These reformist policies have suffered setbacks since the decrease in Asia’s and particularly China’s appetite for Latin American energy and minerals has caused prices to fall – and the value of exports, taxes, and royalties, and public incomes along with them.  The latest ECLAC data show a decline in economic growth and a rebound of poverty both in absolute and relative figures.  The gradual fall in the price of minerals starting in 2013 and the abrupt collapse in oil prices by the end of 2015 reversed this generally favorable trend.

The response of the governments of resource-dependent countries has been “race to the bottom” policies, which included steps backward in fiscal, social, and environmental policies.  Governments’ bigger concern has been to foster investments in the new and more adverse circumstances.  In this new scenario, the processes of decentralization, participation, and environmental management have been negatively impacted as local authorities and citizens’ participation – as well as environmental standards and protocols – are perceived by companies and rent-seeking public officials as obstacles to investments.

  • Peru’s Law 30230 in 2014, for example, reduced income tax rates, weakened the oversight capacity of the Ministry of the Environment, and weakened indigenous peoples’ claim public lands.

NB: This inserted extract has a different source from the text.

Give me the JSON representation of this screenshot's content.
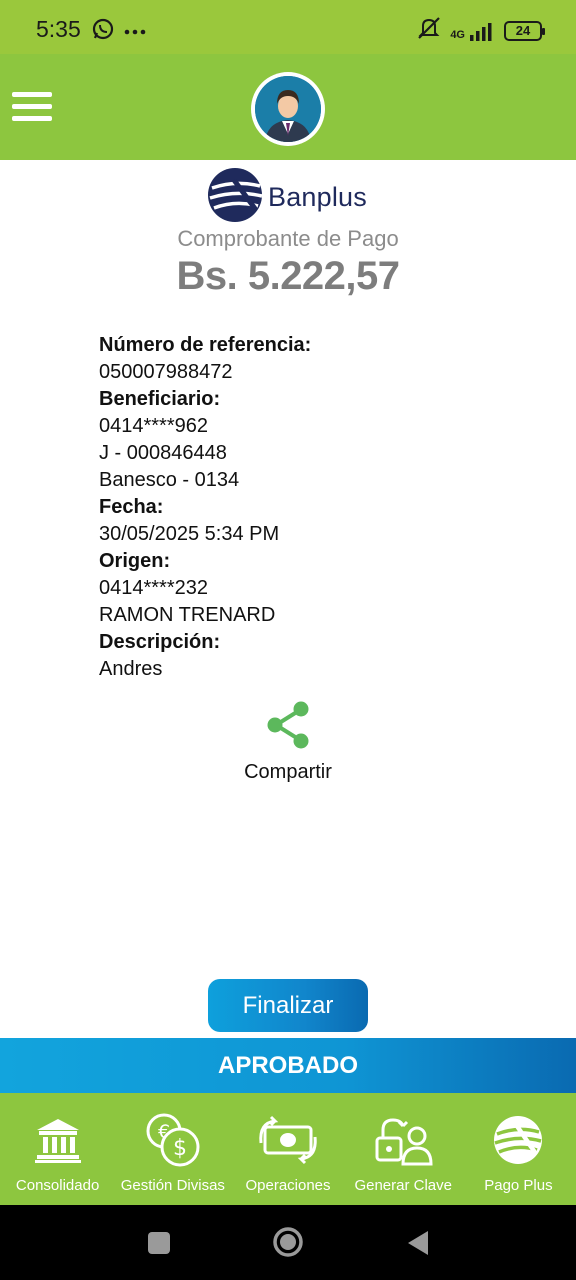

The correlation between the supercycle years and the progress and regressions in reforms is clear. (click here for high-resolution graphic).  During the supercycle – when huge amounts of money were to be made – companies and government were willing to incorporate the cost of citizen participation, decentralization and environmental standards and protocols.  But now, governments are desperate for new investments to overcome the fall in economic growth and extractive rents, and extractive companies are not willing any more to assume these additional costs.  Those who oppose the “race to the bottom strategy” are fighting hard to restore the reforms and to move ahead with decentralization, increased participation, and enhanced environmental management, to achieve a new democratic governance of the territories and the natural resources they contain.

April 7, 2017

* Carlos Monge is Latin America Director at the Natural Resource Governance Institute in Lima.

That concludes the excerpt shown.